Le forza di Conte
nei limiti altrui

Il primo atto della crisi di governo si è concluso alla Camera secondo le attese: una maggioranza non ampia (321 sì) ma pur sempre una maggioranza assoluta. La vera prova arriva questa mattina, anzi questa sera quando i senatori, ascoltate le parole di Giuseppe Conte, decideranno se concedergli o meno la fiducia che chiede a nome del suo governo. E a Palazzo Madama, come è noto, la partita è assai complessa anche se per certi versi il finale dovrebbe essere già scritto: la campagna per l’arruolamento dei «responsabili» che, da «costruttori» adesso sono diventati «volenterosi», non ha dato i risultati sperati e non ha consentito di raggiungere la metà più uno dei senatori: sì certo, diversi parlamentari sparsi, perlopiù naufraghi di altri gruppi, sono stati convinti dalle offerte di Palazzo Chigi, ma è venuto a mancare il gruppetto dei centristi che avrebbe fatto la differenza.

E questo per la ragione che la coalizione che fa capo a Salvini, Meloni e Berlusconi è riuscita a serrare i ranghi: esponenti storici del moderatismo come il segretario Udc Cesa o l’azzurro Maurizio Lupi sono rimasti nel loro recinto ottenendo in cambio un riconoscimento politico che veniva loro negato da tempo.

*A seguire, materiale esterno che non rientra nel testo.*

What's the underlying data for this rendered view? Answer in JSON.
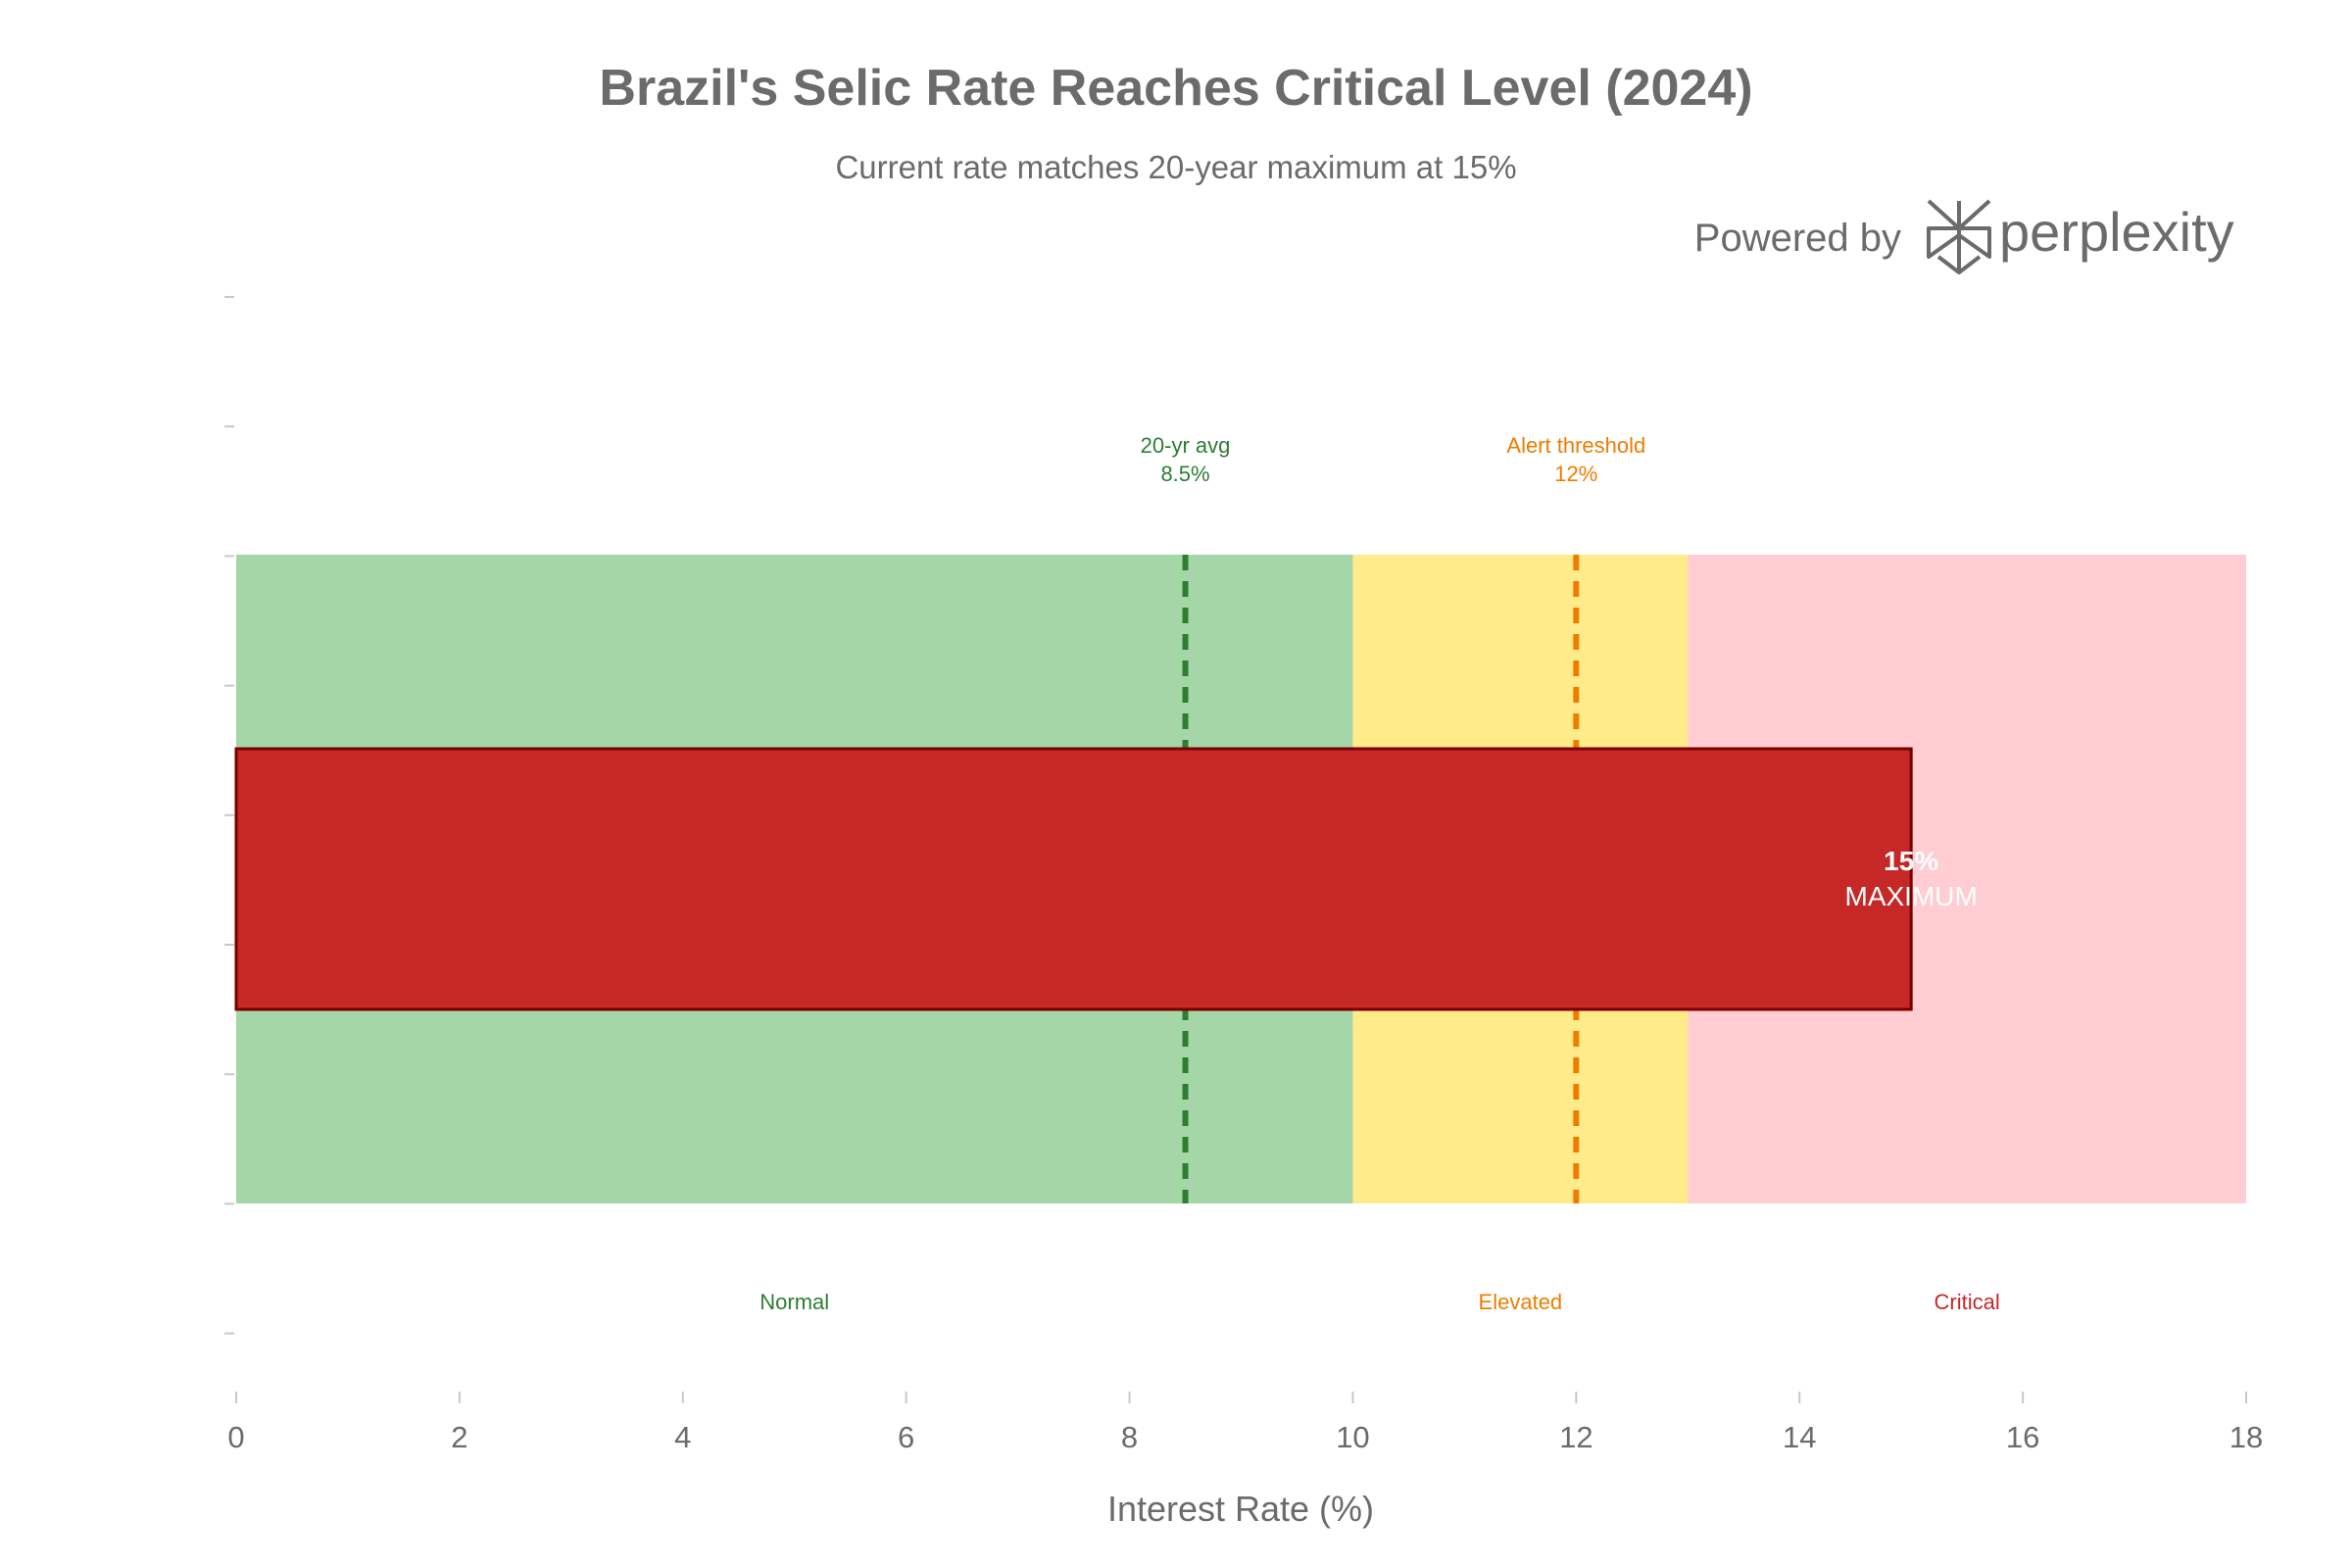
{
  "chart_data": {
    "type": "bar",
    "orientation": "horizontal",
    "title": "Brazil's Selic Rate Reaches Critical Level (2024)",
    "subtitle": "Current rate matches 20-year maximum at 15%",
    "xlabel": "Interest Rate (%)",
    "ylabel": "",
    "xlim": [
      0,
      18
    ],
    "xticks": [
      0,
      2,
      4,
      6,
      8,
      10,
      12,
      14,
      16,
      18
    ],
    "values": [
      15
    ],
    "bar_color": "#c62828",
    "bar_edge_color": "#7a0000",
    "bar_labels": {
      "value": "15%",
      "tag": "MAXIMUM"
    },
    "zones": [
      {
        "label": "Normal",
        "from": 0,
        "to": 10,
        "color": "#a5d6a7",
        "label_color": "#2e7d32"
      },
      {
        "label": "Elevated",
        "from": 10,
        "to": 13,
        "color": "#ffeb8a",
        "label_color": "#ef7c00"
      },
      {
        "label": "Critical",
        "from": 13,
        "to": 18,
        "color": "#ffcdd2",
        "label_color": "#c62828"
      }
    ],
    "reference_lines": [
      {
        "name": "20-yr avg",
        "value_label": "8.5%",
        "x": 8.5,
        "color": "#2e7d32"
      },
      {
        "name": "Alert threshold",
        "value_label": "12%",
        "x": 12,
        "color": "#ef7c00"
      }
    ]
  },
  "branding": {
    "prefix": "Powered by",
    "name": "perplexity"
  }
}
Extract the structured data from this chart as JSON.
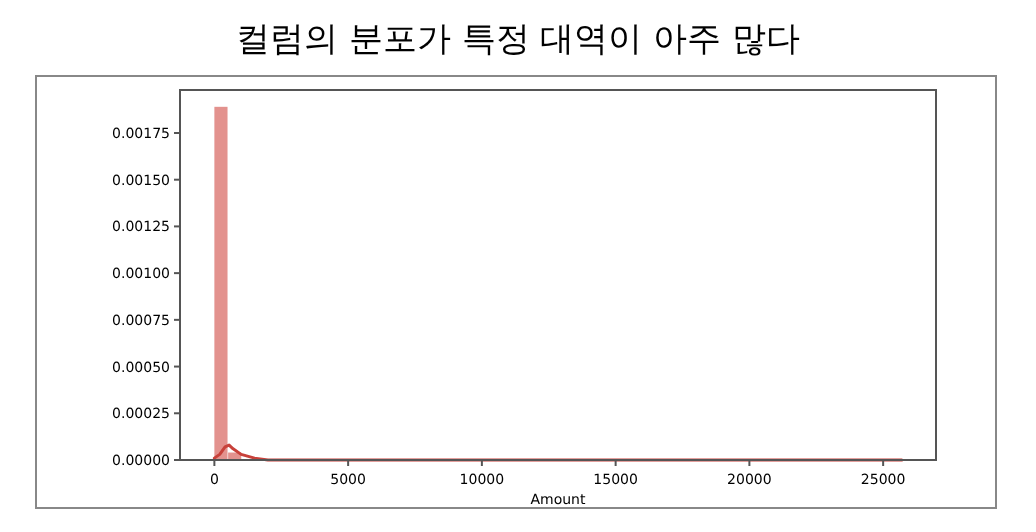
{
  "chart_data": {
    "type": "histogram",
    "title": "컬럼의 분포가 특정 대역이 아주 많다",
    "xlabel": "Amount",
    "bins": [
      0,
      514,
      1028,
      1542,
      2056,
      2570,
      3084,
      3598,
      4112,
      4626,
      5140,
      5654,
      6168,
      6682,
      7196,
      7710,
      8224,
      8738,
      9252,
      9766,
      10280,
      10794,
      11308,
      11822,
      12336,
      12850,
      13364,
      13878,
      14392,
      14906,
      15420,
      15934,
      16448,
      16962,
      17476,
      17990,
      18504,
      19018,
      19532,
      20046,
      20560,
      21074,
      21588,
      22102,
      22616,
      23130,
      23644,
      24158,
      24672,
      25186,
      25700
    ],
    "series": [
      {
        "color": "#e3928e",
        "values": [
          0.00189,
          4e-05,
          null,
          0,
          0,
          0,
          0,
          0,
          0,
          0,
          0,
          0,
          0,
          0,
          0,
          0,
          0,
          0,
          0,
          0,
          0,
          0,
          0,
          0,
          0,
          0,
          0,
          0,
          0,
          0,
          0,
          0,
          0,
          0,
          0,
          0,
          0,
          0,
          0,
          0,
          0,
          0,
          0,
          0,
          0,
          0,
          0,
          0,
          0,
          0
        ]
      },
      {
        "type": "line",
        "color": "#c8413a",
        "x": [
          0,
          200,
          400,
          550,
          700,
          1000,
          1500,
          2000,
          3000,
          5000,
          10000,
          15000,
          20000,
          25700
        ],
        "values": [
          1e-05,
          3e-05,
          7e-05,
          8e-05,
          6e-05,
          3e-05,
          1e-05,
          0,
          0,
          0,
          0,
          0,
          0,
          0
        ]
      }
    ],
    "xlim": [
      -1285,
      26976
    ],
    "ylim": [
      0,
      0.00198
    ],
    "xticks": [
      0,
      5000,
      10000,
      15000,
      20000,
      25000
    ],
    "yticks": [
      {
        "value": 0,
        "label": "0.00000"
      },
      {
        "value": 0.00025,
        "label": "0.00025"
      },
      {
        "value": 0.0005,
        "label": "0.00050"
      },
      {
        "value": 0.00075,
        "label": "0.00075"
      },
      {
        "value": 0.001,
        "label": "0.00100"
      },
      {
        "value": 0.00125,
        "label": "0.00125"
      },
      {
        "value": 0.0015,
        "label": "0.00150"
      },
      {
        "value": 0.00175,
        "label": "0.00175"
      }
    ],
    "grid": false
  }
}
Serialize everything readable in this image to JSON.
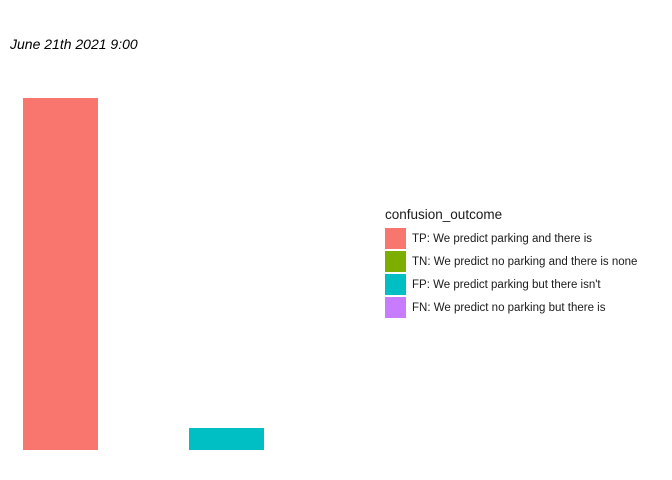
{
  "chart_data": {
    "type": "bar",
    "title": "June 21th 2021 9:00",
    "categories": [
      "TP: We predict parking and there is",
      "TN: We predict no parking and there is none",
      "FP: We predict parking but there isn't",
      "FN: We predict no parking but there is"
    ],
    "series": [
      {
        "values": [
          16,
          0,
          1,
          0
        ]
      }
    ],
    "colors": [
      "#F8766D",
      "#7CAE00",
      "#00BFC4",
      "#C77CFF"
    ],
    "ylim": [
      0,
      16
    ],
    "axes_visible": false,
    "grid": false,
    "legend": {
      "title": "confusion_outcome",
      "position": "right",
      "labels": [
        "TP: We predict parking and there is",
        "TN: We predict no parking and there is none",
        "FP: We predict parking but there isn't",
        "FN: We predict no parking but there is"
      ]
    }
  }
}
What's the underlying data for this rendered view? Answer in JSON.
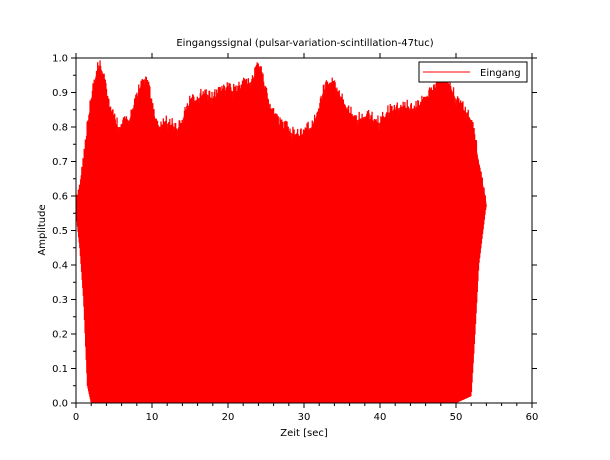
{
  "chart_data": {
    "type": "area",
    "title": "Eingangssignal (pulsar-variation-scintillation-47tuc)",
    "xlabel": "Zeit [sec]",
    "ylabel": "Amplitude",
    "xlim": [
      0,
      60
    ],
    "ylim": [
      0,
      1
    ],
    "x_ticks": [
      0,
      10,
      20,
      30,
      40,
      50,
      60
    ],
    "y_ticks": [
      0.0,
      0.1,
      0.2,
      0.3,
      0.4,
      0.5,
      0.6,
      0.7,
      0.8,
      0.9,
      1.0
    ],
    "x_tick_labels": [
      "0",
      "10",
      "20",
      "30",
      "40",
      "50",
      "60"
    ],
    "y_tick_labels": [
      "0.0",
      "0.1",
      "0.2",
      "0.3",
      "0.4",
      "0.5",
      "0.6",
      "0.7",
      "0.8",
      "0.9",
      "1.0"
    ],
    "grid": false,
    "legend_position": "top-right",
    "series": [
      {
        "name": "Eingang",
        "color": "#ff0000",
        "upper_envelope": {
          "x": [
            0,
            0.5,
            1,
            1.5,
            2,
            2.5,
            3,
            3.5,
            4,
            4.5,
            5,
            5.5,
            6,
            7,
            8,
            8.5,
            9,
            9.5,
            10,
            10.5,
            11,
            12,
            13,
            13.5,
            14,
            14.5,
            15,
            16,
            17,
            18,
            19,
            20,
            21,
            22,
            23,
            23.5,
            24,
            24.5,
            25,
            25.5,
            26,
            27,
            28,
            29,
            30,
            31,
            32,
            32.5,
            33,
            33.5,
            34,
            34.5,
            35,
            36,
            37,
            38,
            39,
            40,
            41,
            42,
            43,
            44,
            45,
            46,
            47,
            48,
            49,
            50,
            51,
            52,
            53,
            53.5,
            54
          ],
          "y": [
            0.58,
            0.62,
            0.7,
            0.8,
            0.88,
            0.94,
            0.98,
            0.96,
            0.9,
            0.85,
            0.82,
            0.8,
            0.8,
            0.82,
            0.88,
            0.92,
            0.94,
            0.92,
            0.86,
            0.82,
            0.8,
            0.81,
            0.8,
            0.79,
            0.82,
            0.85,
            0.87,
            0.88,
            0.9,
            0.88,
            0.9,
            0.91,
            0.9,
            0.92,
            0.93,
            0.95,
            0.98,
            0.95,
            0.9,
            0.86,
            0.83,
            0.8,
            0.79,
            0.77,
            0.78,
            0.8,
            0.85,
            0.9,
            0.92,
            0.93,
            0.92,
            0.9,
            0.88,
            0.84,
            0.82,
            0.83,
            0.82,
            0.81,
            0.84,
            0.85,
            0.86,
            0.85,
            0.86,
            0.88,
            0.9,
            0.95,
            0.93,
            0.88,
            0.85,
            0.82,
            0.7,
            0.64,
            0.58
          ]
        },
        "lower_envelope": {
          "x": [
            0,
            0.5,
            1,
            1.5,
            2,
            3,
            10,
            20,
            30,
            40,
            50,
            52,
            52.5,
            53,
            54
          ],
          "y": [
            0.55,
            0.45,
            0.3,
            0.05,
            0.0,
            0.0,
            0.0,
            0.0,
            0.0,
            0.0,
            0.0,
            0.02,
            0.2,
            0.4,
            0.58
          ]
        }
      }
    ]
  }
}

Per ora non ha raggiunto le loro orecchie l’appello di Conte a «europeisti, popolari, liberali e socialisti» per dare voce ad un’area moderata del Paese che potrebbe vedere nel premier un punto di riferimento.

Ma veniamo al discorso del presidente del Consiglio, un discorso orgoglioso, di chi sa di poter esibire - anche in questa circostanza - una forza obiettiva che deriva sia dall’emergenza pandemica (che finora lo ha puntellato sulla poltrona) sia dalla paura generalizzata di elezioni anticipate che farebbero quasi certamente vincere il centrodestra regalando a Salvini e Meloni la poltronissima del Quirinale. La forza di Conte sta nella debolezza altrui: questo gli consente di chiudere definitivamente la porta in faccia a Matteo Renzi («Si volta pagina») ma non ai renziani, di fare appello ai volenterosi e nello stesso tempo di voler rimanere in piedi anche con un governo di minoranza. Poi più avanti si vedrà che fare, ma intanto Conte intende rimanere saldo in sella garantendo la stabilità che Mattarella su tutto pretende dai partiti e dal governo. Certo, con i numeri risicati sarà ben difficile governare, e Conte deve pagare i prezzi che finora è riuscito a schivare: cederà ad un sottosegretario la delega sui servizi segreti, farà il rimpasto ministeriale e non terrà l’interim del ministero dell’Agricoltura lasciato libero dalla renziana Bellanova, rimetterà mano al Recovery Plan, non ostacolerà una legge elettorale a base proporzionale. E chissà, potrebbe persino portare in aula il Mes.

A ben guardare sono esattamente le cose che Zingaretti, come Renzi, chiedeva da mesi senza ricevere soddisfazione. Ora il segretario del Pd potrà dire di aver ottenuto quel «cambio di passo» che insistentemente invocava da tempo. Nello stesso tempo i democratici potrebbero aver messo ai margini Matteo Renzi in qualche modo chiudendo i conti aperti con la scissione di Italia Viva. Viceversa Renzi viene almeno temporaneamente lasciato fuori dei giochi nonostante i segnali di pace lanciati da diversi suoi fedelissimi proprio verso Conte (che li ha rispediti al mittente). L’ex premier si consola prevedendo tempi bui per il governo: «Verrà il momento della verità e sarà bellissimo». Si tratta di aspettare sulla riva del fiume. Per il momento però la barca di Conte ha buone probabilità di non affondare e, si sa, in politica è meglio tirare a campare che tirare le cuoia. Lo diceva spesso uno che se ne intendeva.